Özgül fobi belli bir nesneden, durumdan ya da hayvandan aşırı korku duymak ve aşırı, mantıksız bir kaçınma isteğine sahip olmaktır. Birçok kişinin bir nesneye veya bir duruma karşı bir korkusu olabilir fakat bu korkunun fobi olarak tanımlanması için kişinin yaşadığı korkudan rahatsız olması ve yaşadığı korkunun kişinin gündelik hayatını engellemesi gerekir. Örneğin bir insanın örümcek korkusu olabilir. Ama örümceklerle çok karşılaşmadığı için veya bu korkusu onu rahatsız etmediği için bu fobi sayılmayabilir. Bir diğer yandan eğer kişi örümcek korkusu yüzünden yeşillik alanlara gitmiyorsa, çiçeklere dokunamıyorsa veya geceleri örümcek korkusu yüzünden uyuyamıyorsa o zaman o kişinin örümcek fobisi olmak üzere özgül bir fobisi vardır.
Özgül Fobinin Tipleri
•Hayvan Tipi: Korkuyu hayvanlar ya da böcekler başlatır.
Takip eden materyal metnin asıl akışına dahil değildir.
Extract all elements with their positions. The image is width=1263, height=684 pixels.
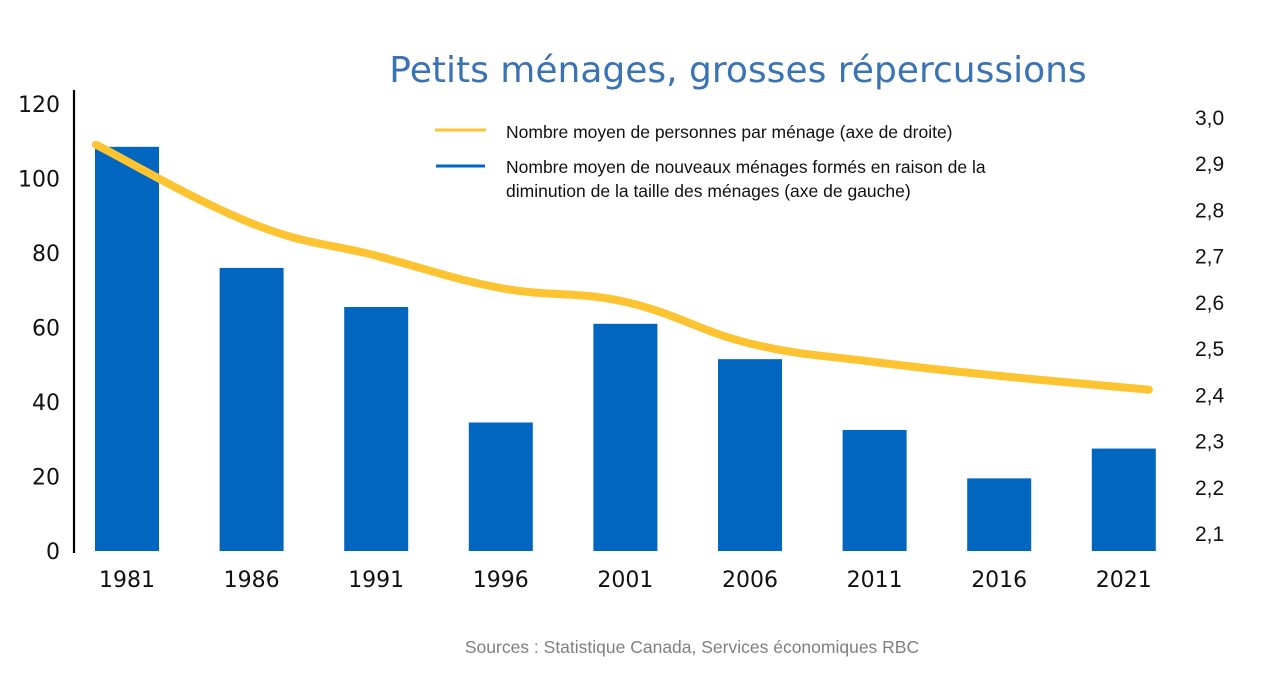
bar-2011 — [842, 429, 907, 551]
bar-2021 — [1091, 448, 1156, 551]
right-tick-label: 2,2 — [1195, 477, 1224, 500]
x-tick-label: 2001 — [597, 568, 653, 593]
chart-title: Petits ménages, grosses répercussions — [389, 50, 1086, 91]
bar-2016 — [967, 478, 1032, 551]
right-tick-label: 2,1 — [1195, 523, 1224, 546]
x-tick-label: 1986 — [224, 568, 280, 593]
legend-item-bar: Nombre moyen de nouveaux ménages formés … — [436, 157, 986, 201]
right-tick-label: 3,0 — [1195, 107, 1224, 130]
line-series-persons-per-household — [92, 140, 1153, 394]
legend-label-line: Nombre moyen de personnes par ménage (ax… — [506, 122, 953, 142]
left-axis-ticks: 0 20 40 60 80 100 120 — [18, 93, 60, 565]
right-tick-label: 2,4 — [1195, 384, 1225, 407]
x-tick-label: 2016 — [971, 568, 1027, 593]
left-tick-label: 80 — [32, 242, 60, 267]
bar-2006 — [718, 359, 782, 551]
right-tick-label: 2,6 — [1195, 292, 1224, 315]
x-tick-label: 2011 — [847, 568, 903, 593]
legend-label-bar-line2: diminution de la taille des ménages (axe… — [506, 181, 911, 201]
right-tick-label: 2,9 — [1195, 153, 1224, 176]
bar-1996 — [468, 422, 533, 551]
x-axis-ticks: 1981 1986 1991 1996 2001 2006 2011 2016 2021 — [99, 568, 1152, 593]
bar-1981 — [95, 146, 159, 551]
right-axis-ticks: 2,1 2,2 2,3 2,4 2,5 2,6 2,7 2,8 2,9 3,0 — [1195, 107, 1225, 546]
legend-item-line: Nombre moyen de personnes par ménage (ax… — [435, 122, 953, 142]
right-tick-label: 2,3 — [1195, 431, 1224, 454]
left-tick-label: 100 — [18, 168, 60, 193]
bars-layer — [95, 146, 1156, 551]
right-tick-label: 2,8 — [1195, 199, 1224, 222]
left-tick-label: 0 — [46, 540, 60, 565]
bar-1986 — [219, 267, 284, 551]
bar-2001 — [593, 323, 658, 551]
source-note: Sources : Statistique Canada, Services é… — [465, 637, 919, 657]
x-tick-label: 2021 — [1096, 568, 1152, 593]
left-tick-label: 40 — [32, 391, 60, 416]
bar-1991 — [344, 307, 409, 551]
right-tick-label: 2,7 — [1195, 246, 1224, 269]
x-tick-label: 2006 — [722, 568, 778, 593]
legend-label-bar-line1: Nombre moyen de nouveaux ménages formés … — [506, 157, 986, 177]
left-tick-label: 120 — [18, 93, 60, 118]
x-tick-label: 1996 — [473, 568, 529, 593]
left-tick-label: 20 — [32, 466, 60, 491]
x-tick-label: 1981 — [99, 568, 155, 593]
legend: Nombre moyen de personnes par ménage (ax… — [435, 122, 986, 201]
x-tick-label: 1991 — [348, 568, 404, 593]
left-tick-label: 60 — [32, 317, 60, 342]
right-tick-label: 2,5 — [1195, 338, 1224, 361]
line-layer — [92, 140, 1153, 394]
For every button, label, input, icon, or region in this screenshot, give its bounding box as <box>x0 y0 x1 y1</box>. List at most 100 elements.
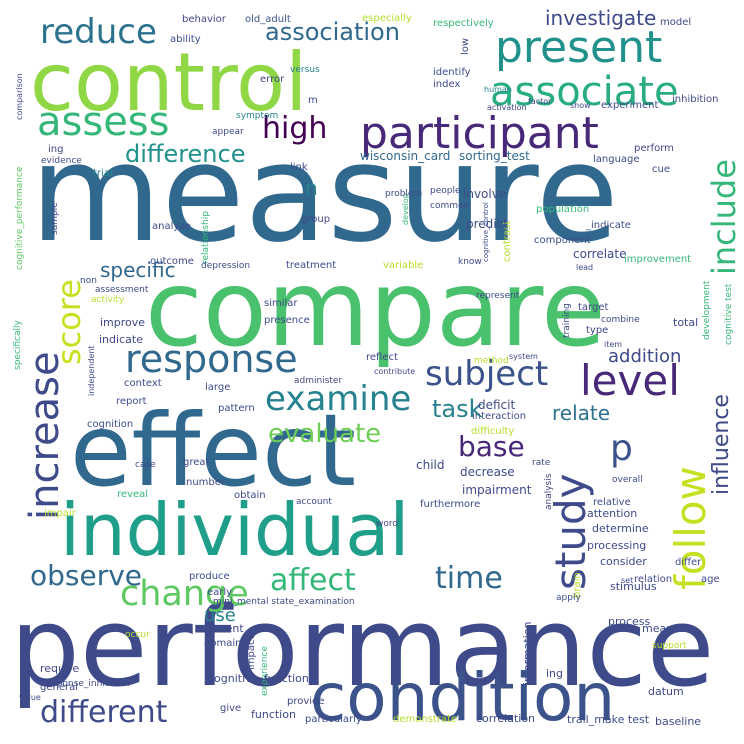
word-66: perform <box>634 143 674 154</box>
word-11: response <box>125 337 298 381</box>
word-141: attention <box>587 507 637 520</box>
word-46: respectively <box>433 18 494 29</box>
word-54: show <box>570 101 591 110</box>
word-177: baseline <box>655 715 701 728</box>
word-130: case <box>135 460 156 470</box>
word-119: pattern <box>218 403 255 414</box>
word-57: activation <box>487 103 527 112</box>
word-134: obtain <box>234 490 266 501</box>
word-14: study <box>546 474 595 590</box>
word-53: factor <box>528 97 552 106</box>
word-118: large <box>205 382 230 393</box>
word-33: evaluate <box>268 419 381 449</box>
word-12: assess <box>37 99 169 145</box>
word-128: decrease <box>460 465 515 479</box>
word-132: reveal <box>117 489 148 500</box>
word-21: subject <box>425 354 548 394</box>
word-1: compare <box>145 248 606 370</box>
word-164: cognitive_function <box>208 672 309 685</box>
word-50: identify <box>433 67 471 78</box>
word-103: development <box>702 280 712 340</box>
word-94: assessment <box>95 285 149 295</box>
word-24: affect <box>270 563 356 598</box>
word-81: correlate <box>573 247 627 261</box>
word-104: cognitive test <box>724 283 734 345</box>
word-79: _indicate <box>585 220 631 231</box>
word-36: specific <box>100 258 176 282</box>
word-99: represent <box>476 291 520 301</box>
word-100: target <box>578 302 608 313</box>
word-176: trail_make test <box>567 713 650 726</box>
word-122: interaction <box>472 411 526 422</box>
word-3: control <box>30 36 307 129</box>
word-78: predict <box>466 217 508 231</box>
word-145: differ <box>675 557 702 568</box>
word-86: group <box>301 214 330 225</box>
word-175: correlation <box>476 712 535 725</box>
word-10: increase <box>22 351 68 520</box>
word-133: number <box>186 477 226 488</box>
word-56: inhibition <box>672 94 719 105</box>
word-171: demonstrate <box>393 714 457 725</box>
word-65: language <box>593 154 640 165</box>
word-75: problem <box>385 189 422 199</box>
word-112: contribute <box>374 367 415 376</box>
word-92: know <box>458 257 482 267</box>
word-59: versus <box>290 65 320 75</box>
word-62: appear <box>212 127 244 137</box>
word-106: type <box>586 325 608 336</box>
word-80: component <box>534 235 591 246</box>
word-138: word <box>376 519 398 529</box>
word-172: information <box>521 621 534 685</box>
word-13: follow <box>666 466 715 590</box>
word-17: reduce <box>40 12 157 52</box>
word-167: provide <box>287 696 325 707</box>
word-136: furthermore <box>420 499 480 510</box>
word-110: context <box>124 378 162 389</box>
word-162: require <box>40 662 79 675</box>
word-90: treatment <box>286 260 336 271</box>
word-5: individual <box>60 488 409 572</box>
word-116: independent <box>87 345 96 396</box>
word-47: model <box>660 17 691 28</box>
word-38: use <box>204 605 236 626</box>
word-18: high <box>262 111 327 146</box>
word-96: activity <box>91 295 125 305</box>
word-135: account <box>296 497 332 507</box>
word-34: influence <box>709 394 734 495</box>
word-0: measure <box>30 115 619 272</box>
word-166: value <box>19 693 41 702</box>
word-35: relate <box>552 401 610 425</box>
word-37: addition <box>608 346 681 367</box>
word-160: support <box>652 641 687 651</box>
word-55: experiment <box>601 100 659 111</box>
word-98: presence <box>264 315 310 326</box>
word-67: cue <box>652 164 670 175</box>
word-168: give <box>220 703 241 714</box>
word-23: observe <box>30 559 142 592</box>
word-178: process <box>608 615 651 628</box>
word-60: m <box>308 95 318 106</box>
word-95: non <box>80 276 97 286</box>
word-85: analyze <box>152 221 191 232</box>
word-125: rate <box>532 458 551 468</box>
word-157: impact <box>246 636 257 670</box>
word-108: improve <box>100 316 145 329</box>
word-6: condition <box>310 659 615 736</box>
word-32: base <box>458 430 525 463</box>
word-84: sample <box>50 202 60 235</box>
word-123: difficulty <box>471 426 514 437</box>
word-52: human <box>484 85 512 94</box>
word-26: different <box>40 695 168 730</box>
word-170: particularly <box>305 714 362 725</box>
word-45: especially <box>362 13 412 24</box>
word-41: sorting_test <box>459 149 530 163</box>
word-143: processing <box>587 539 646 552</box>
word-82: improvement <box>624 254 691 265</box>
word-40: wisconsin_card <box>360 149 450 163</box>
word-70: ing <box>48 144 63 155</box>
word-9: associate <box>490 69 679 115</box>
word-87: relationship <box>201 211 211 264</box>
•Doğal Çevre Tipi: Korkuyu fırtına, su, yükseklik, gök gürültüsü, karanlık gibi etkenler başlatır.
•Kan-Enjeksiyon-Yara Tipi: Korkuyu, kan görmek ya da iğne yapılması gibi tıbbi işlemler başlatır. Diğer fobilerden değişik olarak bayılma söz konusu olabilir.
•Durumsal Tip: Korkuyu araba, uçak, asansör, köprü, kapalı yerler gibi belirli durumlar başlatır.
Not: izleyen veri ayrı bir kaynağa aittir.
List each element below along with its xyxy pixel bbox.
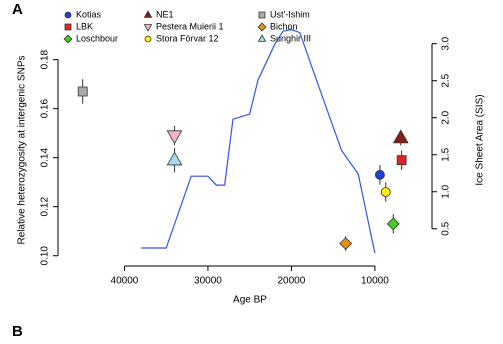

•Diğer Tip: Korkuyu yukarıdaki tiplere girmeyen diğer olaylar başlatır. Yutkunma, balon, palyaço, hastalık korkuları bu tipe örnek olabilir.
Özgül Fobilerin Nedenleri
•Klasik Koşullanma: Normalde korku uyandırmayan bir durum/nesnenin travmatik bir olayla birleşerek korku duymaya yol açması
•Model alma: Kişinin bir diğerinin (örneğin anne/ babasının) tepkilerinden korkmayı öğrenmesi
•Travma: Kişinin hoşa gitmeyen veya hasar verici bir deneyimi olması
•Kurbanla Özdeşleşme: Kişinin gözlediği bir olayda sanki kendini kurban yerine koyarak korku yaşaması
•Yargısal yanlılık: Kişinin korktuğu durum/nesneden uzaklaştığı zaman zararsız olduğuna inanması
•Dikkat Yanlılığı: Tehdit olarak görülen durum/nesnelere yoğun dikkat gösterilmesi
•Hazır olma: Evrimsel olarak insanların bazı nesne (yılan gibi) ve durumlardan korkmaya yatkın olması
Özgül Fobinin İşleyişi
Fobisi olan kişiler korktukları durum/nesneyi, karşılaşacakları sıkıntıyı, kısaca tehlikeyi gerçekte olduğundan daha büyük algılarlar. Olabilecekleri gerçekte olabileceğin-den daha kötü olarak düşünürler, canlandırırlar.
Aynı zamanda korktukları nesne ya da durumla başa çıkma becerilerini azımsarlar, daha düşük görürler. Bu durumla ya da nesneyle karşılaşırlarsa başa çıkamayacaklarını düşünürler. Dolayısıyla korkulan nesne veya durumdan kaçınırlar. Fakat bu kaçınma korkuyu sürdüren etkenlerdendir. Kaçındığımızda ve korkuyla yüzleşemediğimizde o korku bizimle yaşar hale gelir. Yaşanan korku bir kısır döngü içerisinde tekrarlanır.
Aslında insanı en çok acıtan şey; hayal kırıkları değil. Yaşanması mümkünken, yaşayamadığı mutluluklardır.